The World Health Organisation (WHO) has issued a warning cautioning those with monkeypox to refrain from exposing themselves to animals following the discovery of the first instance of human-to-dog transmission.
The medical journal, The Lancet, published a study on the first instance of monkeypox being transmitted from a dog to a human being last week.
The WHO’s technical lead for monkeypox, Rosamund Lewis, noted that the case involved two men and an Italian greyhound who shared an apartment in Paris.
“This is the first case reported of human-to-animal transmission… and we believe it is the first instance of a canine being infected,” Lewis said.
She added that public health organisations had already been recommending persons suffering from the disease to “isolate from their pets” notwithstanding the theoretical chance that such a transfer could occur.

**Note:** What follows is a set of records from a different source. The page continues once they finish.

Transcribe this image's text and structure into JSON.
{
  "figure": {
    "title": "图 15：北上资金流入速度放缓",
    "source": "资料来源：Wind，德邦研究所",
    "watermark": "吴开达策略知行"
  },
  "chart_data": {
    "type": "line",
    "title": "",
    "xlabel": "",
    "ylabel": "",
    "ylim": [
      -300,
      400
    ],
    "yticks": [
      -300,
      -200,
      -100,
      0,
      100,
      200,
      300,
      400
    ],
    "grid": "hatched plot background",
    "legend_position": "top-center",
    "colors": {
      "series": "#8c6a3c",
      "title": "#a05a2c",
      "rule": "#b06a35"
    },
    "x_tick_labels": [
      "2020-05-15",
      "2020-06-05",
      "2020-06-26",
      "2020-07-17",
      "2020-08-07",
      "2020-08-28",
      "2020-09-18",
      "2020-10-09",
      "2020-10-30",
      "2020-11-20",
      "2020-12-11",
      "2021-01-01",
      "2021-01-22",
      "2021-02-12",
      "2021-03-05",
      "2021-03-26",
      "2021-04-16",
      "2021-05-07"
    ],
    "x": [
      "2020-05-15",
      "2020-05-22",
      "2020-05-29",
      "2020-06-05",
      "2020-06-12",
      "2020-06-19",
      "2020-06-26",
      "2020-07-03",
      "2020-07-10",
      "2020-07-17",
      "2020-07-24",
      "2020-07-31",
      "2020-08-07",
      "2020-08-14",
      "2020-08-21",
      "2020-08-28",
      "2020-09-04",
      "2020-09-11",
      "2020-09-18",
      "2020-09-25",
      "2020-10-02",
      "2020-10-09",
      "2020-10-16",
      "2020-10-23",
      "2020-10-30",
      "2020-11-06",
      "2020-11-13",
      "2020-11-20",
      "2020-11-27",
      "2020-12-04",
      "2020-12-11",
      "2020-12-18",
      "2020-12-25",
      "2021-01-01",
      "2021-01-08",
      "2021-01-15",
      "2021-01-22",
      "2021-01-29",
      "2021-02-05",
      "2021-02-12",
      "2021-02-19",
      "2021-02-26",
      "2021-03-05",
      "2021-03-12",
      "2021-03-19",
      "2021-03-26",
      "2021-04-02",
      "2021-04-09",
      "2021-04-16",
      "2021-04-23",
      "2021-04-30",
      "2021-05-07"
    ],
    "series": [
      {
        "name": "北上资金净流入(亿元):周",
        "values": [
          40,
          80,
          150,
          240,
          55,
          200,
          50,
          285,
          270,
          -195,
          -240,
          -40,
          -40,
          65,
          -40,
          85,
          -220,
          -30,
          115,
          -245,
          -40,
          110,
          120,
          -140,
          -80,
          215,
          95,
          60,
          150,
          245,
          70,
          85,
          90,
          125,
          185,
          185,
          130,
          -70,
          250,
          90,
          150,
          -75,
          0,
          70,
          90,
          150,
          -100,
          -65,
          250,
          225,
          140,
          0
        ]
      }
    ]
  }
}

In order to reduce the potential of contaminating rats and other creatures outside the home, she added that “waste management is crucial”.
Concern that viruses might change dangerously is frequently raised when they cross the species barrier. Lewis highlighted that there have been no reports of monkeypox outbreaks thus far.
She did, however, concede that “there is clearly a probability that the virus will develop differently and mutate differently as soon as it gets into a different setting in a different population.”
The primary issue is with animals that are not inside the home. “The more dangerous situation… is where a virus can move into a small mammal population with high density of animals.
It is through the process of one animal infecting the next and the next and the next that you see rapid evolution of the virus,” WHO emergencies director Michael Ryan said.
The UN health agency is encouraging all nations to do more to stop the spread, including making sure at-risk populations have access to services and information about the risks and how to protect themselves, given that the number of cases worldwide has increased by 20 per cent just in the last week.